Nessas horas, papai sempre a ignorava usando o jornal como um escudo protetor e eu já estava pensando seriamente em adquirir esse hábito também. Mas como eu ainda não estava com meu escudo, precisava me defender com uma arma e logo respondi:

—Na verdade, mamãe, foi bem normal mesmo!! Eu só quebrei o nariz daquele idiota porque ele já tinha me perturbado o ano inteiro e, se você quer saber, ele merecia bem mais que isso...

—Está vendo? E ainda por cima tem esse linguajar de moleque de rua! Mas essa menina não tem modos mesmo, olha só, fica até falando de boca cheia e...

Sinceramente, mamãe era muito exagerada e não prestei atenção em mais nada depois disso, apenas terminei meu café da manhã e fui tomar banho. Enquanto tomava banho pensava comigo mesma que ela estava certa e só queria o meu bem, mas eu jamais admitiria isso em voz alta e, em exata meia hora, ela estava batendo na porta do banheiro.

—Anda logo Megan, que banho demorado é esse, menina?
Como sempre, revirei os olhos e inflei as bochechas, soltando o ar vagarosamente enquanto a ouvia. Saí dali o mais rápido que consegui, ou seja, em 10 minutos. Fui para o meu quarto, vesti o uniforme do Liverpool Institute High School, prendi o cabelo em rabo de cavalo e fui para a sala arrumar todo o material, que ainda estava espalhado pelo meu quarto desde a última vez em que eu tinha feito a lição de casa.

—Por que você sempre deixa tudo para a última hora, Megan? Aposto que todas as suas amiguinhas já estão com seus materiais arrumados há dias!

—Mamãe, que diferença isso faz? Dá na mesma, já que só vão usar o material hoje...

—É, mas com isso elas ganham tempo para se arrumarem mais de manhã. Olha como você sai toda mal arrumada!

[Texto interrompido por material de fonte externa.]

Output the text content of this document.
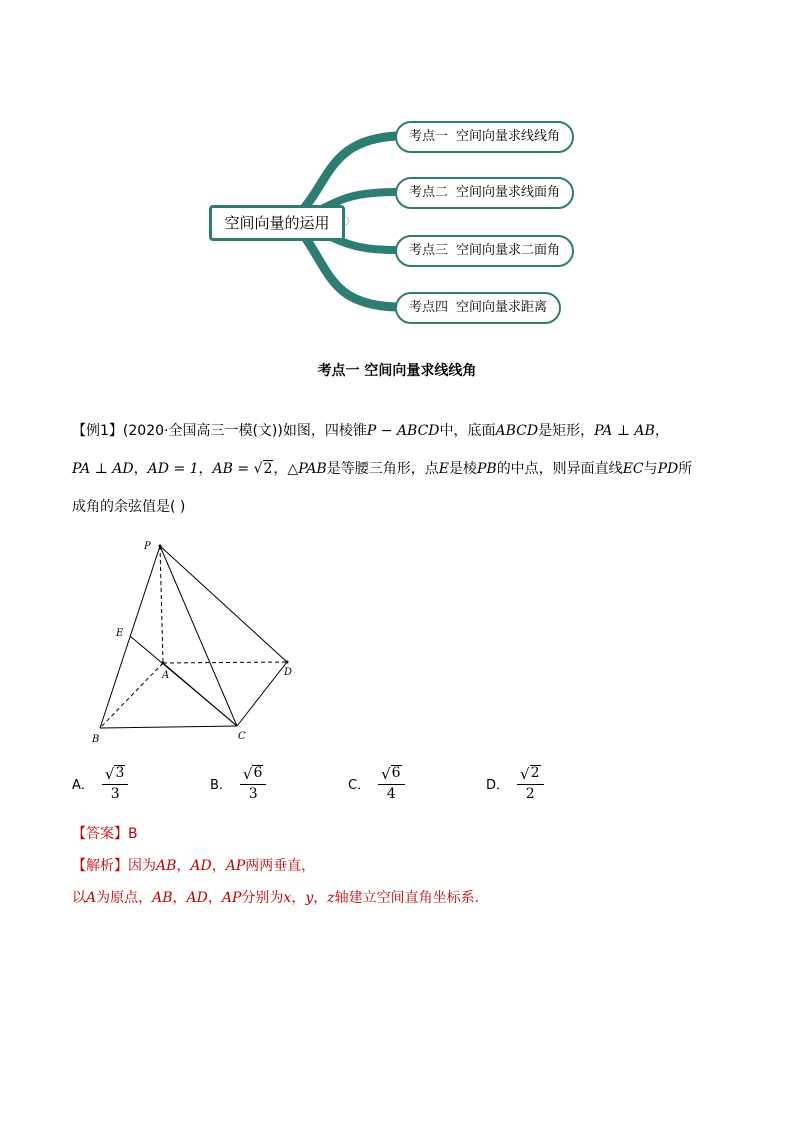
空间向量的运用
考点一 空间向量求线线角
考点二 空间向量求线面角
考点三 空间向量求二面角
考点四 空间向量求距离
考点一 空间向量求线线角
【例1】(2020·全国高三一模(文))如图，四棱锥P − ABCD中，底面ABCD是矩形，PA ⊥ AB，
PA ⊥ AD，AD = 1，AB = √2，△PAB是等腰三角形，点E是棱PB的中点，则异面直线EC与PD所
成角的余弦值是( )
P
E
A	D
B	C
A． $\frac{√ 3}{3}$	B． $\frac{√ 6}{3}$	C． $\frac{√ 6}{4}$	D． $\frac{√ 2}{2}$
【答案】B
【解析】因为AB，AD，AP两两垂直，
以A为原点，AB，AD，AP分别为x，y，z轴建立空间直角坐标系.
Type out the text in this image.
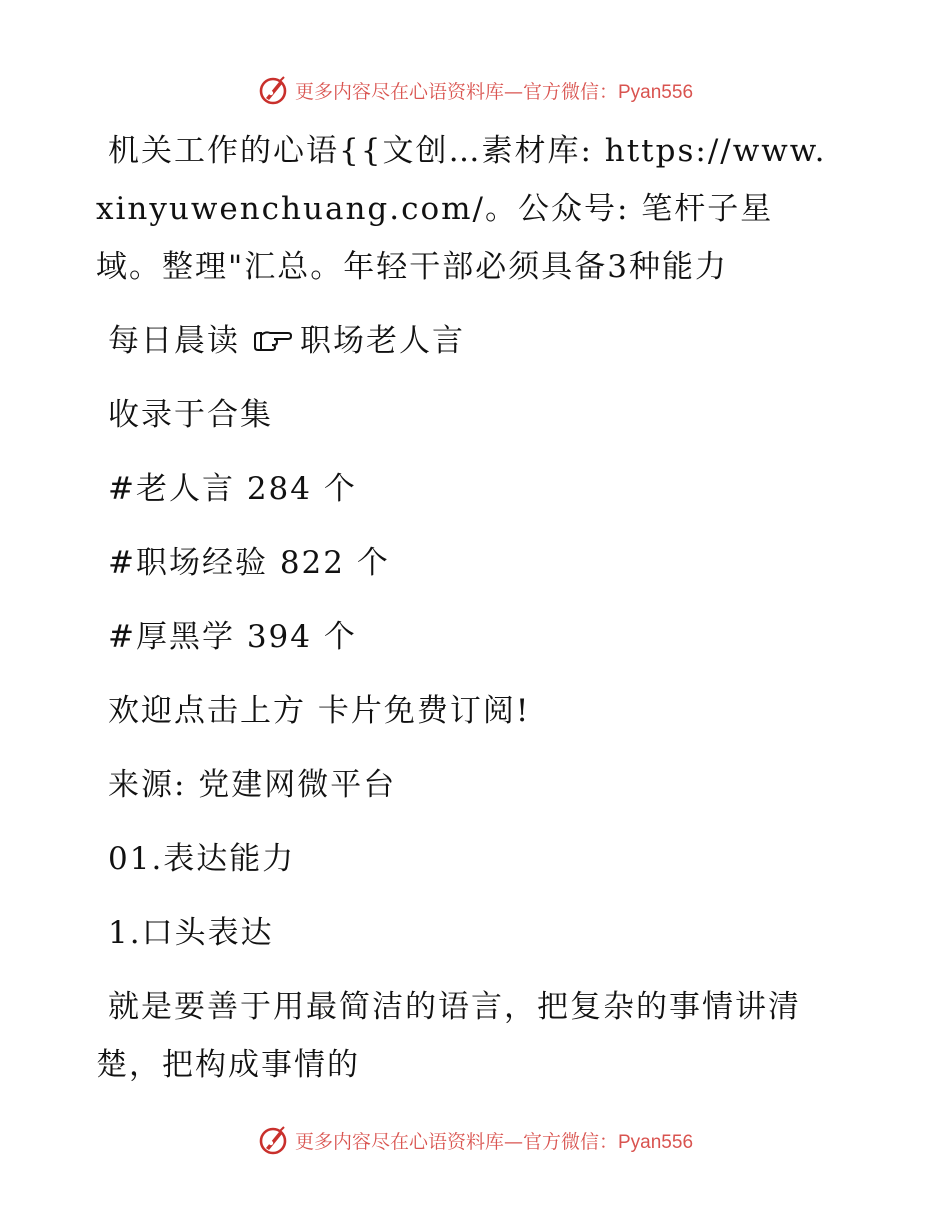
更多内容尽在心语资料库—官方微信：Pyan556

机关工作的心语{{文创…素材库: https://www.xinyuwenchuang.com/。公众号: 笔杆子星域。整理"汇总。年轻干部必须具备3种能力

每日晨读 职场老人言

收录于合集

#老人言 284 个

#职场经验 822 个

#厚黑学 394 个

欢迎点击上方 卡片免费订阅!

来源: 党建网微平台

01.表达能力

1.口头表达

就是要善于用最简洁的语言，把复杂的事情讲清楚，把构成事情的

更多内容尽在心语资料库—官方微信：Pyan556
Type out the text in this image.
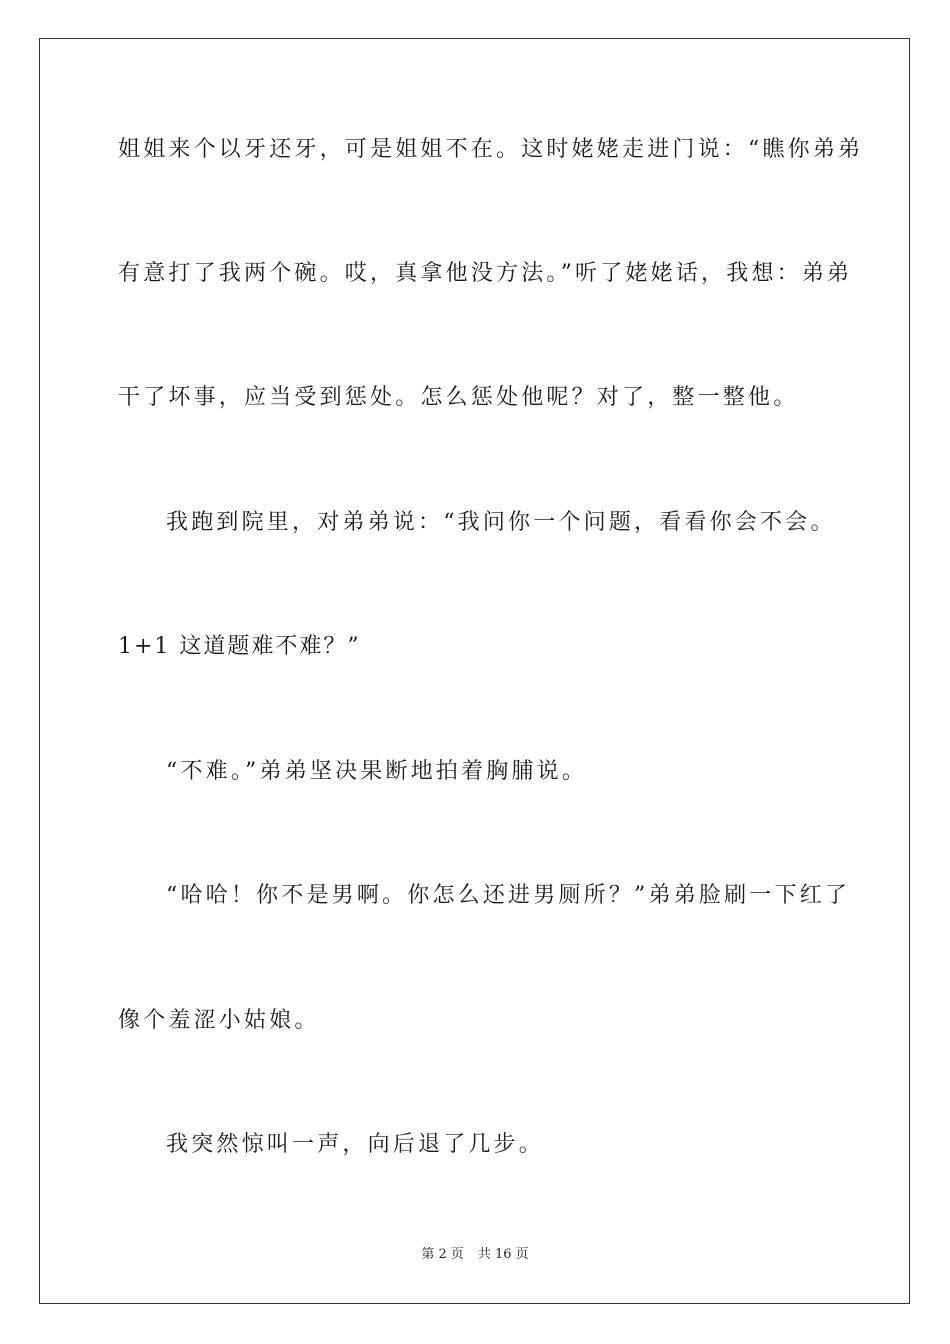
姐姐来个以牙还牙，可是姐姐不在。这时姥姥走进门说：“瞧你弟弟
有意打了我两个碗。哎，真拿他没方法。”听了姥姥话，我想：弟弟
干了坏事，应当受到惩处。怎么惩处他呢？对了，整一整他。
我跑到院里，对弟弟说：“我问你一个问题，看看你会不会。
1+1 这道题难不难？”
“不难。”弟弟坚决果断地拍着胸脯说。
“哈哈！你不是男啊。你怎么还进男厕所？”弟弟脸刷一下红了
像个羞涩小姑娘。
我突然惊叫一声，向后退了几步。
第 2 页 共 16 页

Eu já estava acostumada a esse tipo de sermão durante todas as manhãs desde o início do ano. Ela achava que se arrumar bem era andar cheia de frescuras, como aquelas garotas fúteis da escola faziam. Eu só saía de casa com um batom neutro, que eu usava apenas como protetor labial e com aquele cabelo seguramente amarrado, porque a genética não colaborava muito e eu não tinha a menor paciência de passar todo o sábado no salão como ela.

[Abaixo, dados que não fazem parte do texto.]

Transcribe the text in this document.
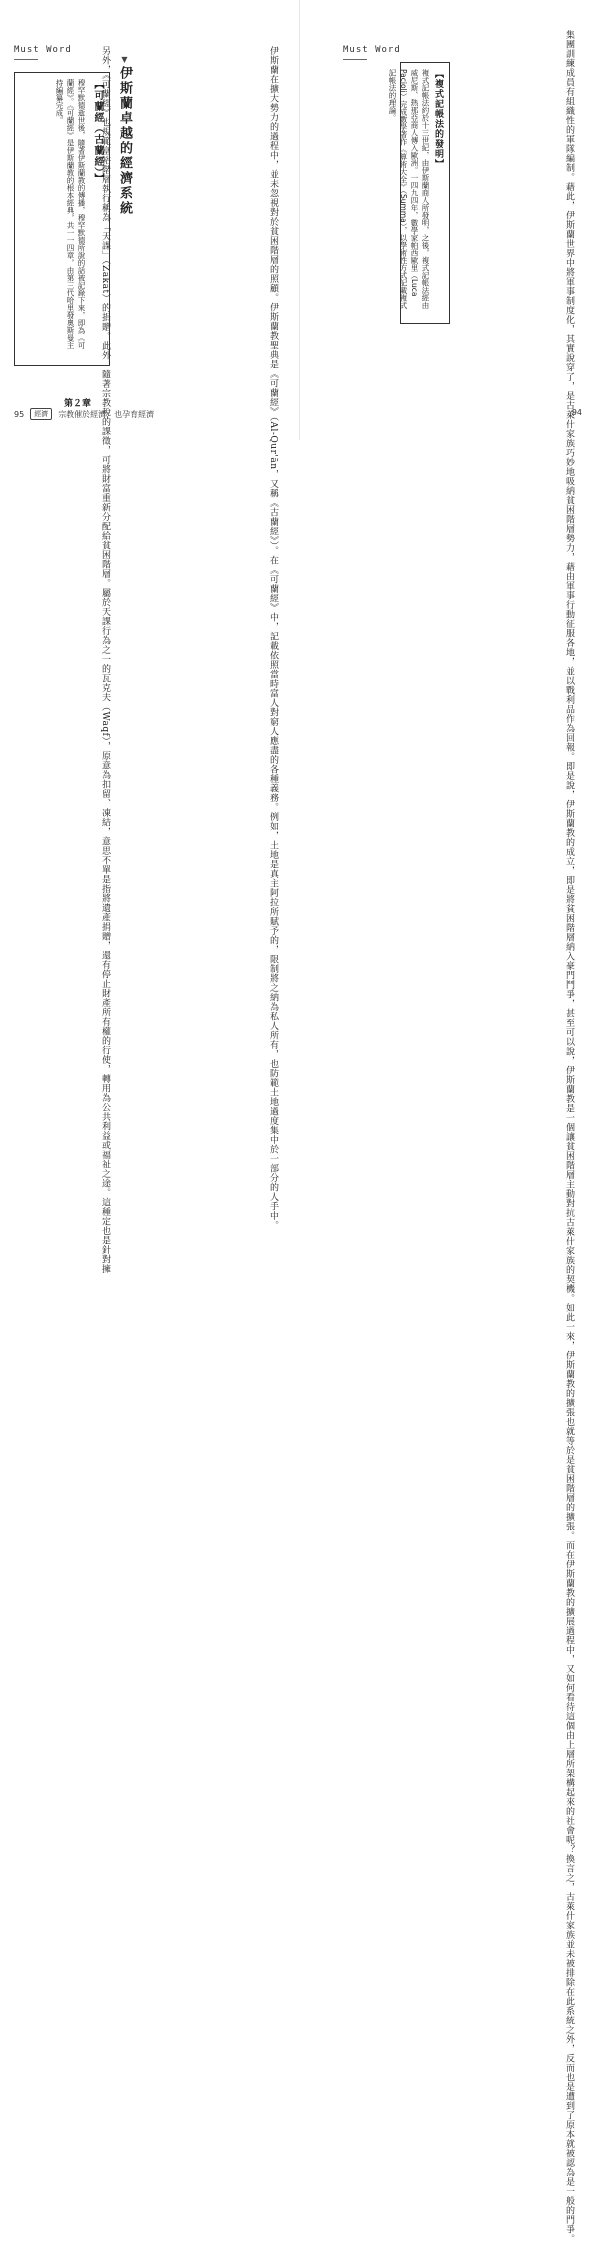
Must Word	伊斯蘭在擴大勢力的過程中，並未忽視對於貧困階層的照顧。伊斯蘭教聖典是《可蘭經》（Al-Qur'ān，又稱《古蘭經》）。在《可蘭經》中，記載依照當時富人對窮人應盡的各種義務。例如，土地是真主阿拉所賦予的，限制將之納為私人所有，也防範土地過度集中於一部分的人手中。
▼伊斯蘭卓越的經濟系統
另外，《可蘭經》也規範富裕階層執行稱為「天課」（Zakat）的捐贈。此外，隨著宗教稅的課徵，可將財富重新分配給貧困階層。屬於天課行為之一的瓦克夫（Waqf），原意為扣留、凍結，意思不單是指將遺產捐贈，還有停止財產所有權的行使，轉用為公共利益或福祉之途。這種定也是針對擁
【可蘭經（古蘭經）】
穆罕默德逝世後，隨著伊斯蘭教的傳播，穆罕默德所說的話被記錄下來，即為《可蘭經》。《可蘭經》是伊斯蘭教的根本經典，共一一四章，由第三代哈里發奧斯曼主持編纂完成。
第２章
95	經濟	宗教催於經濟，也孕育經濟
Must Word	集團訓練成員有組織性的軍隊編制。藉此，伊斯蘭世界中將軍事制度化，其實說穿了，是古萊什家族巧妙地吸納貧困階層勢力，藉由軍事行動征服各地，並以戰利品作為回報。即是說，伊斯蘭教的成立，即是將貧困階層納入豪門鬥爭，甚至可以說，伊斯蘭教是一個讓貧困階層主動對抗古萊什家族的契機。如此一來，伊斯蘭教的擴張也就等於是貧困階層的擴張。而在伊斯蘭教的擴展過程中，又如何看待這個由上層所架構起來的社會呢？換言之，古萊什家族並未被排除在此系統之外，反而也是遭到了原本就被認為是一般的門爭。
【複式記帳法的發明】
複式記帳法約於十三世紀，由伊斯蘭商人所發明，之後，複式記帳法經由威尼斯、熱那亞商人傳入歐洲。一四九四年，數學家帕西歐里（Luca Pacioli）完成數學著作《算術大全》（Summa），以學術性方式記載複式記帳法的理論。
94
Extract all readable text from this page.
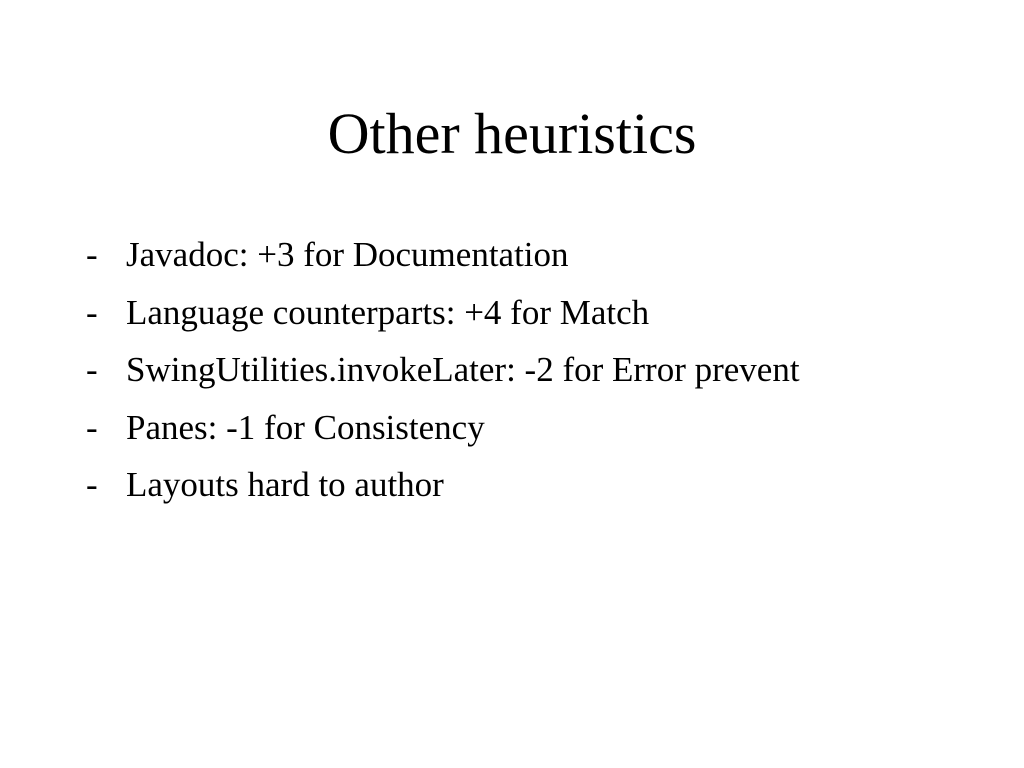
Other heuristics
- Javadoc: +3 for Documentation
- Language counterparts: +4 for Match
- SwingUtilities.invokeLater: -2 for Error prevent
- Panes: -1 for Consistency
- Layouts hard to author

Já estava fechando minha mochila quando ouviram-se gritos no portão.

—Meeeeegann, Meeeeegann!!

Eu ia responder, mas mamãe foi mais rápida e gritou de volta:

—Richaaarrrddd!! Quantas vezes tenho preciso repetir que a campainha existe para ser tocada e que não quero gritos no portão de casa??

—E quantas vezes tenho que repetir que não quero gritarias nessa casa, Beth? —Papai gritava da cozinha.

Tudo que eu fazia era rir da situação e, enquanto colocava a mochila nas costas, corri até o quintal, peguei minha bicicleta e, antes de sair e fechar o portão gritei de volta

—Até mais tarde família, amo vocês!

Richard também estava rindo enquanto esperava sobre sua bicicleta e me fitava com aqueles olhos azuis que tinham um poder de, embora o tempo estivesse nublado e a qualquer momento pudesse chover ou nevar, despertar nas pessoas aquela mesma sensação gostosa de quando o céu está azul e todos se sentem bem de uma forma especial, apenas com vontade de ficar lá fora se divertindo no dia ensolarado.

Olhei em volta para me certificar de que ninguém estava olhando, larguei minha bicicleta, que tombou no chão, e o abracei com força, afinal, eu estava há muito tempo sem vê-lo. Ele sempre foi meu melhor amigo, morava na rua de baixo e eu o havia visto na última sexta-feira. Mas um fim de semana inteiro é muita coisa para alguém que tem o costume de se ver quase todo dia.